17 Thought-Provoking Quotes By John Holt That Give Insights About Homeschooling
Famous As: Educationist, Writer, Teacher
Born On: 1923
Died On: 1985
Born In: New York City, New York, United States
Died At Age: 62
John Holt was a distinguished American educator, proponent of homeschooling and the unschooling approach, pioneer of youth rights theory and author. After working in the school system for several years, he got disillusioned with it. He started advocating homeschooling as he got convinced with the thought that reforming the school system was not possible. His stressed the point that children should be given the freedom to follow their own interests and should be given an assortment of resources. He believed that children should not be coerced into learning. This eventually led to the line of thought called ‘Unschooling’. In 1977, he founded ‘Growing Without Schooling’ which became America’s first home education newsletter. Following is a corpus of thoughts, opinions and viewpoints shared by John Holt which are used as quotable quotes and sayings. Zoom through the quotes and sayings by John Holt on future, child, problems, attention, fee, experience, leadership, homeschooling, parenting and more.

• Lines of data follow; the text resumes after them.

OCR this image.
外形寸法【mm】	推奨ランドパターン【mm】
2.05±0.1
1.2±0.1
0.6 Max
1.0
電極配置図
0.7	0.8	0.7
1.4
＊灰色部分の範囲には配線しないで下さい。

What is most important and valuable about the home as a base for children's growth into the world is not that it is a better school than the schools, but that it isn't a school at all.
It's not that I feel that school is a good idea gone wrong, but a wrong idea from the word go. It's a nutty notion that we can have a place where nothing but learning happens, cut off from the rest of life.
A life worth living, and work worth doing - that is what I want for children (and all people), not just, or not even, something called 'a better education.
Books ... rarely, if ever, talk about what children can make of themselves, about the powers that from the day or moment of birth are present in every child.
We ask children to do for most of a day what few adults are able to do for even an hour. How many of us, attending, say, a lecture that doesn’t interest us, can keep our minds from wandering? Hardly any.